Woman 2010Joining Gupta in this effort is the expedition’s deputy director, Mani Srivastava, an electrical engineering professor at UCLA’s Henry Samueli School of Engineering and Applied Science, and a team of eleven other computer scientists and electrical engineers from University of Michigan, Stanford University, UC Irvine and the University of Illinois at Urbana-Champaign. The project is based in the UCSD division of the California Institute for Telecommunications and Information Technology (Calit2).

Researchers on the team include: Ranjit Jhala, Sorin Lerner, Tajana Simunic Rosing, Steve Swanson and Yuanyuan “YY” Zhou, from UC San Diego; Lara Dolecek and Puneet Gupta, from UCLA Engineering; Subhasish Mitra, from Stanford; Dennis Sylvester, from Michigan; Rakesh Kumar, from the University of Illinois at Urbana-Champaign’s Coordinated Science Laboratory; and Nikil Dutt and Alex Nicolau, from UC Irvine’s Center for Embedded Computer Systems.

These researchers bring to the project broad expertise in a wide range of relevant topics. Their specialties include operating systems, compilers, languages, embedded and mobile systems, data-center computing, integrated circuits, storage, statistical techniques, design automation and testing, and cross-cutting issues spanning reliability, energy efficiency and robust system design.

The research team seeks to develop computing systems that will be able to sense the nature and extent of variations in their hardware circuits and expose these variations to compilers, operating systems and applications to drive adaptations in the software stack.

“As the transistors on their chips get smaller, semiconductor makers are experiencing lower yields and more variability — in other words, more circuits have to be thrown away because they don’t meet the timing-, power- and lifetime-related specifications,” said Michigan’s Sylvester, an expert in designing computer circuits in nanoscale technologies. If left unaddressed, added UCLA’s Puneet Gupta, “this trend toward parts that scale in neither capability nor cost will cripple the computing and information technology industries. So we need to find a solution to the variability problem.”

Software experts on the team will develop models and abstractions to expose the hardware’s variable specifications accurately and compactly and to create mechanisms for the software to react to variable hardware specifications. Hardware researchers will be focused on more efficient design and test methods to ensure that device designs exhibit well-behaved variability characteristics — ones that a well-configured software stack can easily communicate with and influence.

“The resulting computer systems will work while using components that vary in performance or grow less reliable over time,” said UCLA’s Srivastava. “A fluid software-hardware interface will mitigate the variability of manufactured systems and make them robust, reliable and responsive to the changing operating conditions.”

Added professor Rakesh Kumar, who will lead the expedition efforts at Urbana-Champaign: “Steering the effects of the variability will be particularly important.”

Variability-aware computing systems would benefit the entire spectrum of embedded, mobile, desktop and server-class applications by dramatically reducing hardware design and test costs for computing systems while enhancing their performance and energy efficiency. Many in-demand applications — from search engines to medical imaging — would also benefit, but the project’s initial focus will be on wireless sensing, software radio and mobile platforms of all kinds, with plans to transfer advances in these early areas to the marketplace.

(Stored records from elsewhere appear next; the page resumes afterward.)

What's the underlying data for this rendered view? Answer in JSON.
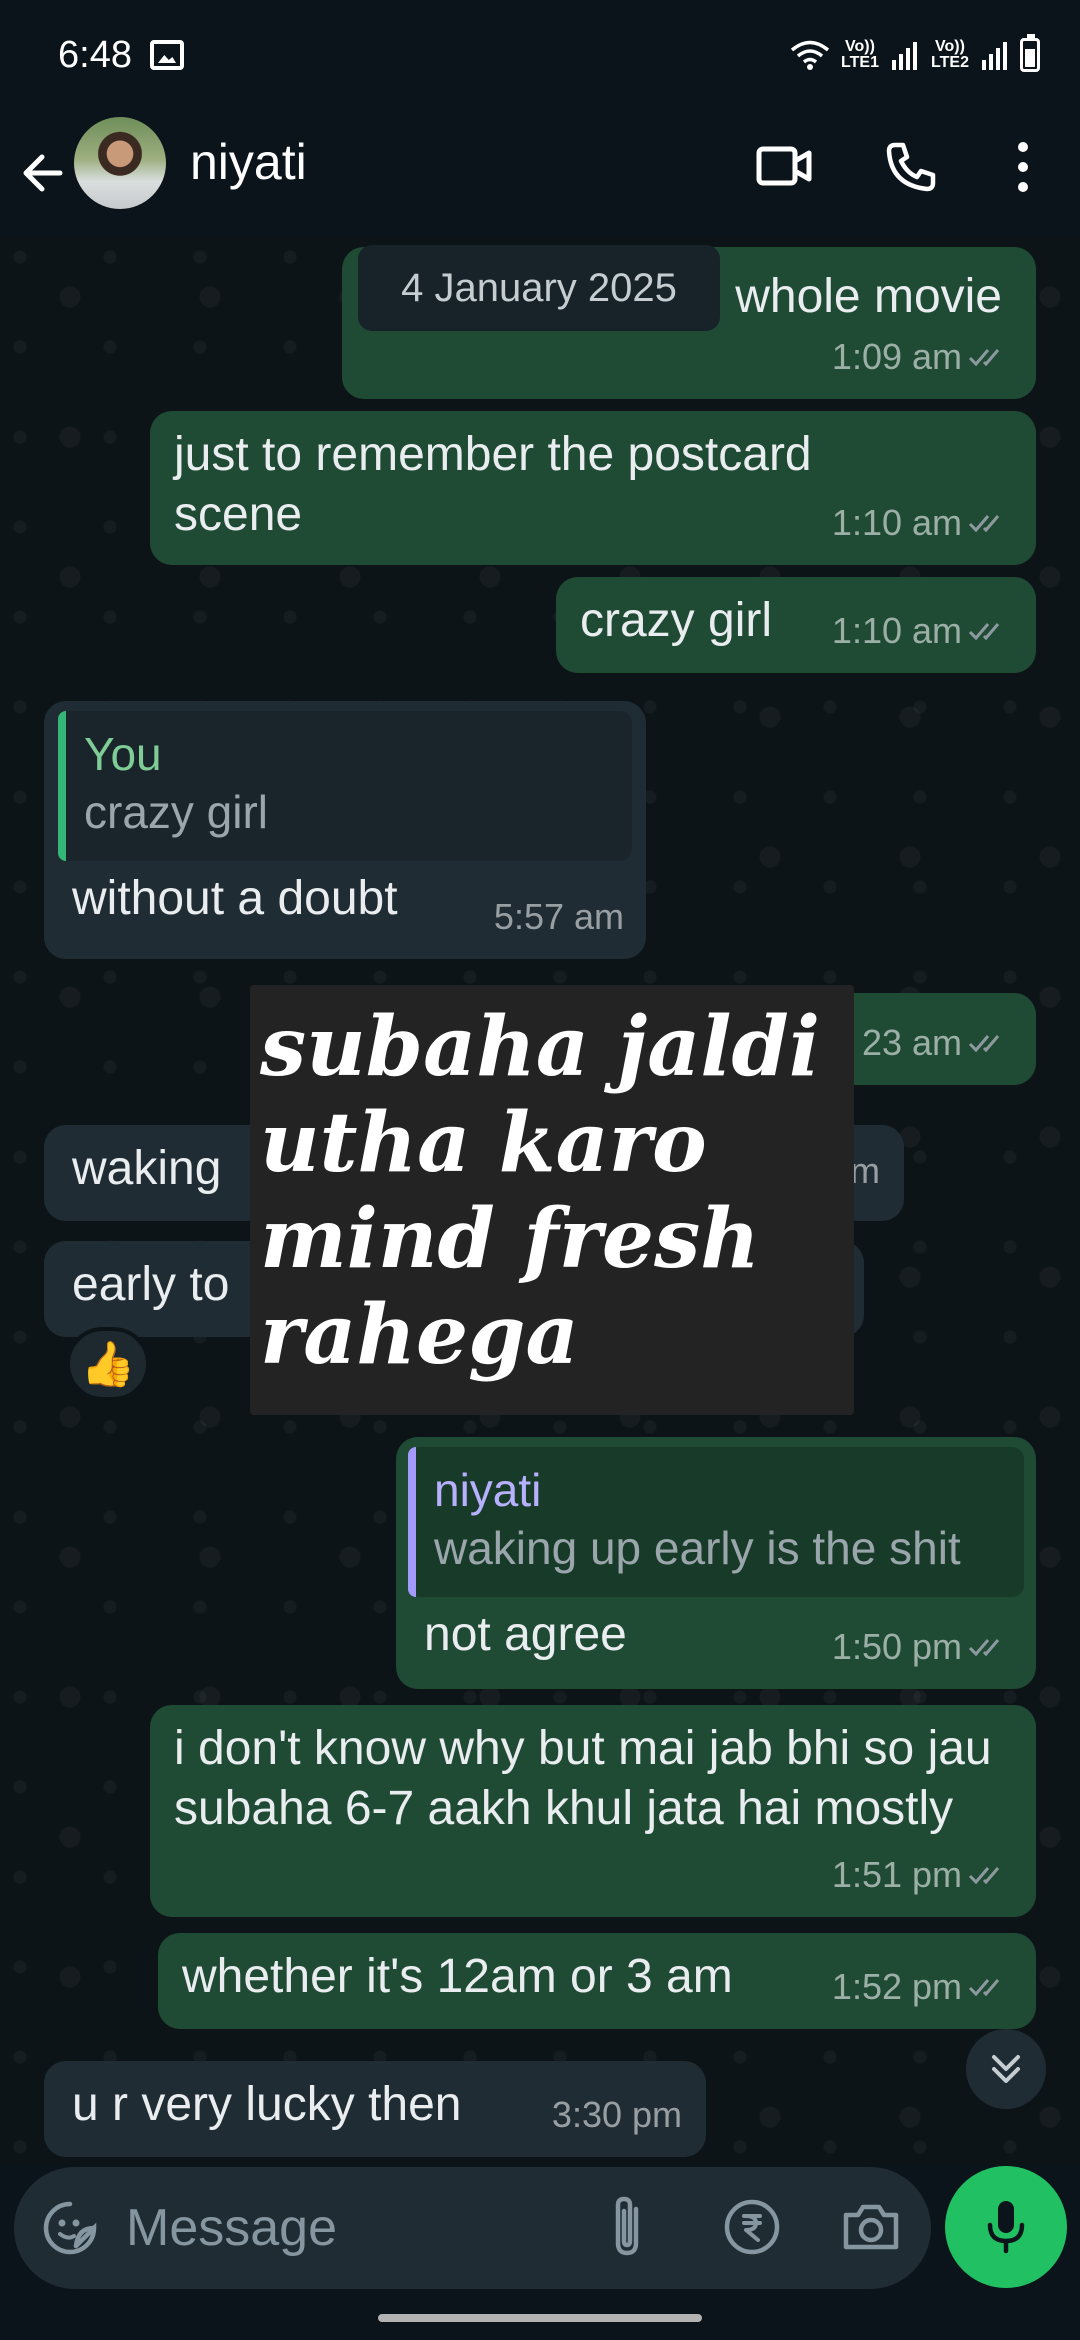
{
  "status_bar": {
    "time": "6:48",
    "sim1_label": "Vo)) LTE1",
    "sim2_label": "Vo)) LTE2"
  },
  "header": {
    "contact_name": "niyati",
    "icons": [
      "back-arrow-icon",
      "video-call-icon",
      "voice-call-icon",
      "more-options-icon"
    ]
  },
  "date_chip": "4 January 2025",
  "messages": [
    {
      "direction": "out",
      "text": "whole movie",
      "time": "1:09 am",
      "status": "read"
    },
    {
      "direction": "out",
      "text": "just to remember the postcard scene",
      "time": "1:10 am",
      "status": "read"
    },
    {
      "direction": "out",
      "text": "crazy girl",
      "time": "1:10 am",
      "status": "read"
    },
    {
      "direction": "in",
      "quote_author": "You",
      "quote_text": "crazy girl",
      "text": "without a doubt",
      "time": "5:57 am"
    },
    {
      "direction": "out",
      "time": "23 am",
      "status": "read"
    },
    {
      "direction": "in",
      "text": "waking",
      "time": "m"
    },
    {
      "direction": "in",
      "text": "early to",
      "reaction": "👍"
    },
    {
      "direction": "out",
      "quote_author": "niyati",
      "quote_text": "waking up early is the shit",
      "text": "not agree",
      "time": "1:50 pm",
      "status": "read"
    },
    {
      "direction": "out",
      "text": "i don't know why but mai jab bhi so jau subaha 6-7 aakh khul jata hai mostly",
      "time": "1:51 pm",
      "status": "read"
    },
    {
      "direction": "out",
      "text": "whether it's 12am or 3 am",
      "time": "1:52 pm",
      "status": "read"
    },
    {
      "direction": "in",
      "text": "u r very lucky then",
      "time": "3:30 pm"
    }
  ],
  "sticker": {
    "lines": [
      "subaha jaldi",
      "utha karo",
      "mind fresh",
      "rahega"
    ]
  },
  "composer": {
    "placeholder": "Message",
    "icons": [
      "emoji-sticker-icon",
      "attach-icon",
      "rupee-payment-icon",
      "camera-icon",
      "mic-icon"
    ]
  },
  "colors": {
    "background": "#0b141a",
    "outgoing_bubble": "#1f4a34",
    "incoming_bubble": "#202c33",
    "accent_green": "#21c063",
    "read_tick": "#8c9a9f"
  }
}
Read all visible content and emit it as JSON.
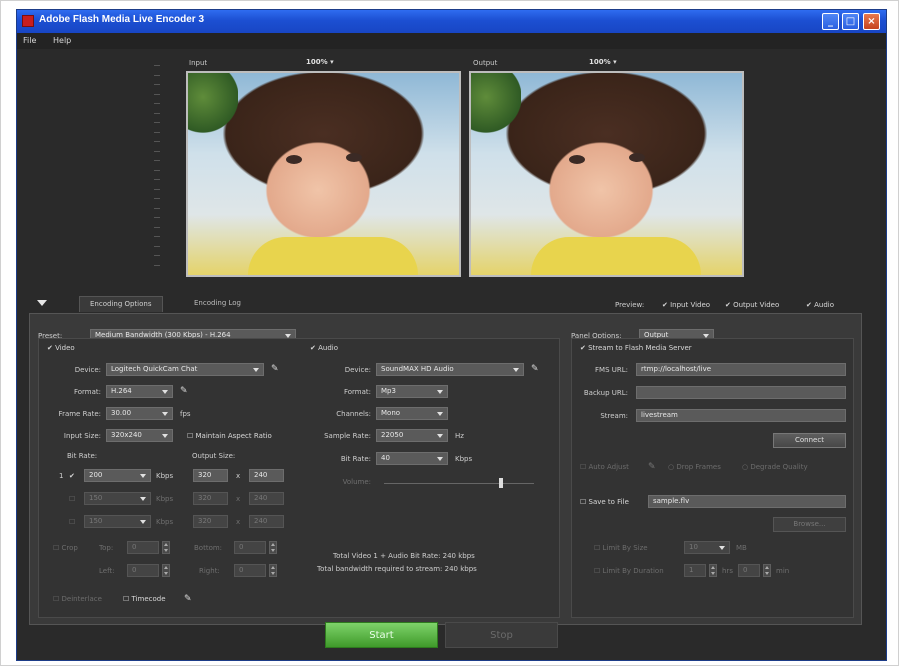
{
  "window": {
    "title": "Adobe Flash Media Live Encoder 3"
  },
  "menu": {
    "file": "File",
    "help": "Help"
  },
  "preview": {
    "input_label": "Input",
    "input_zoom": "100% ▾",
    "output_label": "Output",
    "output_zoom": "100% ▾"
  },
  "tabs": {
    "encoding_options": "Encoding Options",
    "encoding_log": "Encoding Log"
  },
  "preview_toggles": {
    "label": "Preview:",
    "input_video": "✔ Input Video",
    "output_video": "✔ Output Video",
    "audio": "✔ Audio"
  },
  "preset": {
    "label": "Preset:",
    "value": "Medium Bandwidth (300 Kbps) - H.264"
  },
  "video": {
    "header": "✔ Video",
    "device_label": "Device:",
    "device_value": "Logitech QuickCam Chat",
    "format_label": "Format:",
    "format_value": "H.264",
    "frame_rate_label": "Frame Rate:",
    "frame_rate_value": "30.00",
    "fps": "fps",
    "input_size_label": "Input Size:",
    "input_size_value": "320x240",
    "maintain_aspect": "☐ Maintain Aspect Ratio",
    "bit_rate_header": "Bit Rate:",
    "output_size_header": "Output Size:",
    "rows": [
      {
        "idx": "1",
        "check": "✔",
        "rate": "200",
        "unit": "Kbps",
        "w": "320",
        "h": "240",
        "dim": false
      },
      {
        "idx": "",
        "check": "☐",
        "rate": "150",
        "unit": "Kbps",
        "w": "320",
        "h": "240",
        "dim": true
      },
      {
        "idx": "",
        "check": "☐",
        "rate": "150",
        "unit": "Kbps",
        "w": "320",
        "h": "240",
        "dim": true
      }
    ],
    "x": "x",
    "crop": "☐ Crop",
    "top": "Top:",
    "bottom": "Bottom:",
    "left": "Left:",
    "right": "Right:",
    "crop_top": "0",
    "crop_bottom": "0",
    "crop_left": "0",
    "crop_right": "0",
    "deinterlace": "☐ Deinterlace",
    "timecode": "☐ Timecode"
  },
  "audio": {
    "header": "✔ Audio",
    "device_label": "Device:",
    "device_value": "SoundMAX HD Audio",
    "format_label": "Format:",
    "format_value": "Mp3",
    "channels_label": "Channels:",
    "channels_value": "Mono",
    "sample_rate_label": "Sample Rate:",
    "sample_rate_value": "22050",
    "hz": "Hz",
    "bit_rate_label": "Bit Rate:",
    "bit_rate_value": "40",
    "kbps": "Kbps",
    "volume_label": "Volume:",
    "volume_level": 0.78,
    "total_rate": "Total Video 1 + Audio Bit Rate:  240 kbps",
    "total_bandwidth": "Total bandwidth required to stream:  240 kbps"
  },
  "panel_options": {
    "label": "Panel Options:",
    "value": "Output"
  },
  "fms": {
    "stream_check": "✔ Stream to Flash Media Server",
    "url_label": "FMS URL:",
    "url_value": "rtmp://localhost/live",
    "backup_label": "Backup URL:",
    "backup_value": "",
    "stream_label": "Stream:",
    "stream_value": "livestream",
    "connect": "Connect",
    "auto_adjust": "☐ Auto Adjust",
    "drop_frames": "○ Drop Frames",
    "degrade_quality": "○ Degrade Quality",
    "save_to_file": "☐ Save to File",
    "file_value": "sample.flv",
    "browse": "Browse...",
    "limit_size": "☐ Limit By Size",
    "limit_size_value": "10",
    "mb": "MB",
    "limit_duration": "☐ Limit By Duration",
    "hrs_value": "1",
    "hrs": "hrs",
    "min_value": "0",
    "min": "min"
  },
  "actions": {
    "start": "Start",
    "stop": "Stop"
  },
  "colors": {
    "accent_green": "#4caf38",
    "title_blue": "#1c4fd2",
    "panel": "#3a3a3a"
  }
}
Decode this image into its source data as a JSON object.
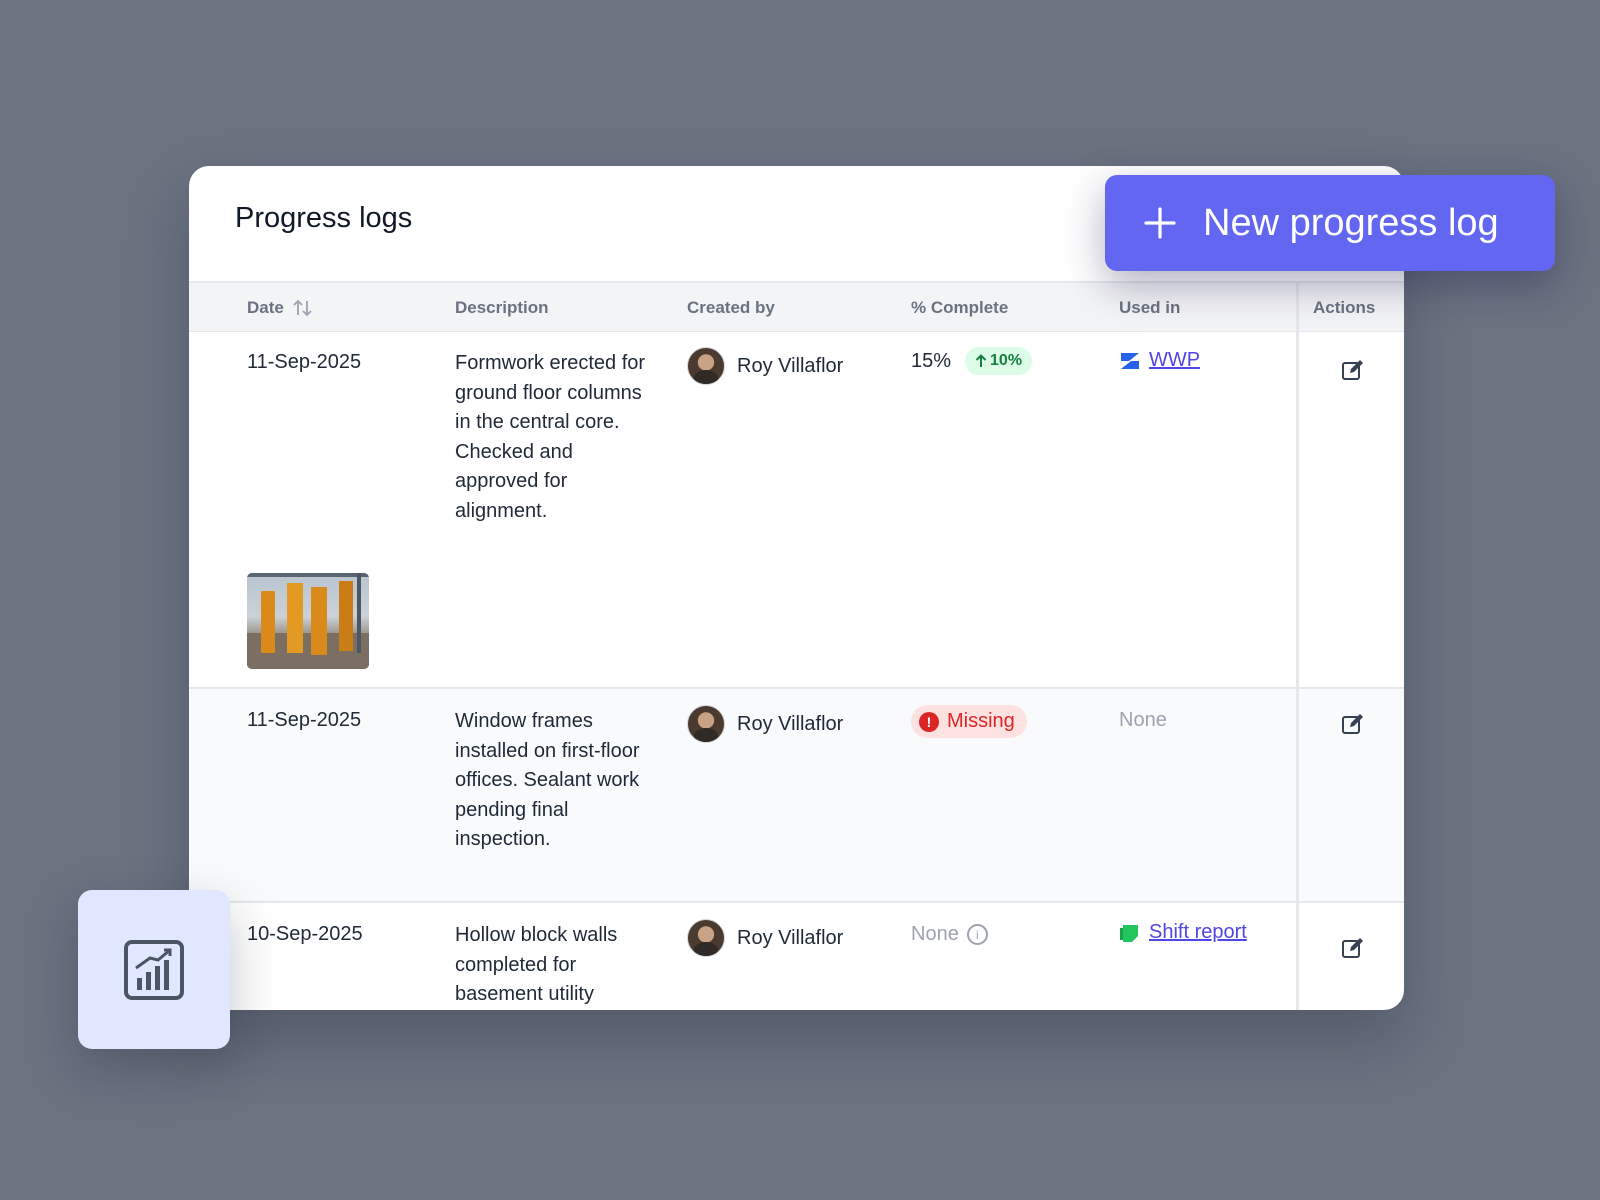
{
  "card": {
    "title": "Progress logs"
  },
  "header_button": {
    "label": "New progress log"
  },
  "table": {
    "columns": {
      "date": "Date",
      "description": "Description",
      "created_by": "Created by",
      "complete": "% Complete",
      "used_in": "Used in",
      "actions": "Actions"
    },
    "rows": [
      {
        "date": "11-Sep-2025",
        "description": "Formwork erected for ground floor columns in the central core. Checked and approved for alignment.",
        "created_by": "Roy Villaflor",
        "complete": "15%",
        "trend": "10%",
        "used_in": "WWP"
      },
      {
        "date": "11-Sep-2025",
        "description": "Window frames installed on first-floor offices. Sealant work pending final inspection.",
        "created_by": "Roy Villaflor",
        "complete_status": "Missing",
        "used_in": "None"
      },
      {
        "date": "10-Sep-2025",
        "description": "Hollow block walls completed for basement utility",
        "created_by": "Roy Villaflor",
        "complete": "None",
        "used_in": "Shift report"
      }
    ]
  },
  "colors": {
    "accent": "#6366f1",
    "background": "#6b7280",
    "success_bg": "#dcfce7",
    "success_text": "#15803d",
    "danger_bg": "#fee2e2",
    "danger_text": "#dc2626",
    "link": "#4f46e5"
  },
  "icons": [
    "plus-icon",
    "sort-icon",
    "trend-up-icon",
    "wwp-icon",
    "shift-report-icon",
    "alert-icon",
    "info-icon",
    "edit-icon",
    "chart-icon"
  ]
}
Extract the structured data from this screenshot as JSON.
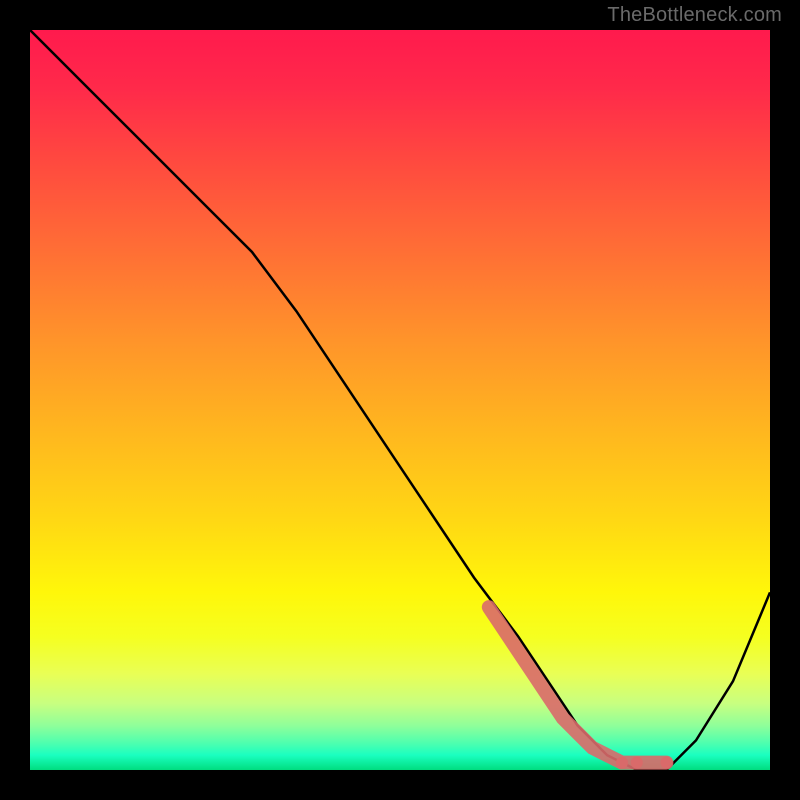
{
  "watermark": "TheBottleneck.com",
  "chart_data": {
    "type": "line",
    "title": "",
    "xlabel": "",
    "ylabel": "",
    "xlim": [
      0,
      100
    ],
    "ylim": [
      0,
      100
    ],
    "series": [
      {
        "name": "curve",
        "x": [
          0,
          8,
          16,
          24,
          30,
          36,
          42,
          48,
          54,
          60,
          66,
          70,
          74,
          78,
          82,
          86,
          90,
          95,
          100
        ],
        "y": [
          100,
          92,
          84,
          76,
          70,
          62,
          53,
          44,
          35,
          26,
          18,
          12,
          6,
          2,
          0,
          0,
          4,
          12,
          24
        ]
      },
      {
        "name": "highlight-dots",
        "x": [
          62,
          64,
          66,
          68,
          70,
          72,
          74,
          76,
          78,
          80,
          82,
          86
        ],
        "y": [
          22,
          19,
          16,
          13,
          10,
          7,
          5,
          3,
          2,
          1,
          1,
          1
        ]
      }
    ],
    "colors": {
      "curve": "#000000",
      "dots": "#d96a6a",
      "gradient_top": "#ff1a4d",
      "gradient_bottom": "#00dd7f"
    }
  }
}
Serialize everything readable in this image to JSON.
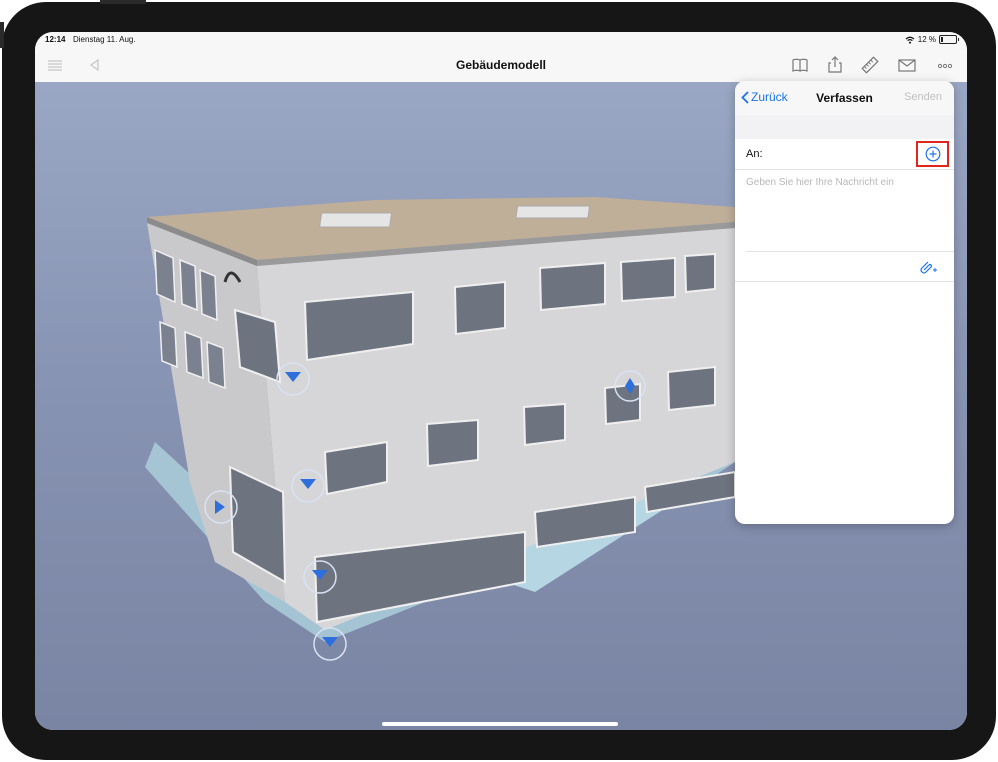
{
  "status_bar": {
    "time": "12:14",
    "date": "Dienstag 11. Aug.",
    "battery": "12 %"
  },
  "nav_bar": {
    "title": "Gebäudemodell",
    "icons": [
      "list-icon",
      "back-triangle-icon",
      "book-icon",
      "share-icon",
      "ruler-icon",
      "mail-icon",
      "more-icon"
    ]
  },
  "compose": {
    "back_label": "Zurück",
    "title": "Verfassen",
    "send_label": "Senden",
    "to_label": "An:",
    "message_placeholder": "Geben Sie hier Ihre Nachricht ein"
  },
  "colors": {
    "accent": "#1a73e8",
    "highlight": "#e0271c",
    "sky_top": "#9aa7c4",
    "marker": "#2f6fdc"
  }
}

To ensure that the project reflects real-world challenges in the computing industry, organizers have recruited a high-powered technical advisory board that initially includes top industry executives from HP, ARM, IBM and Intel. The board also includes two senior academic researchers with expertise in modeling and manufacturing of nanoscale devices and circuits: Robert Dutton, a professor at Stanford, and Andrew Kahng, a professor UC San Diego.

“If this project is successful and the breakthroughs are transferred to industry,” said Stanford’s Subhasish Mitra, “we will have contributed to the continued expansion and reach of the semiconductor and computing industries.”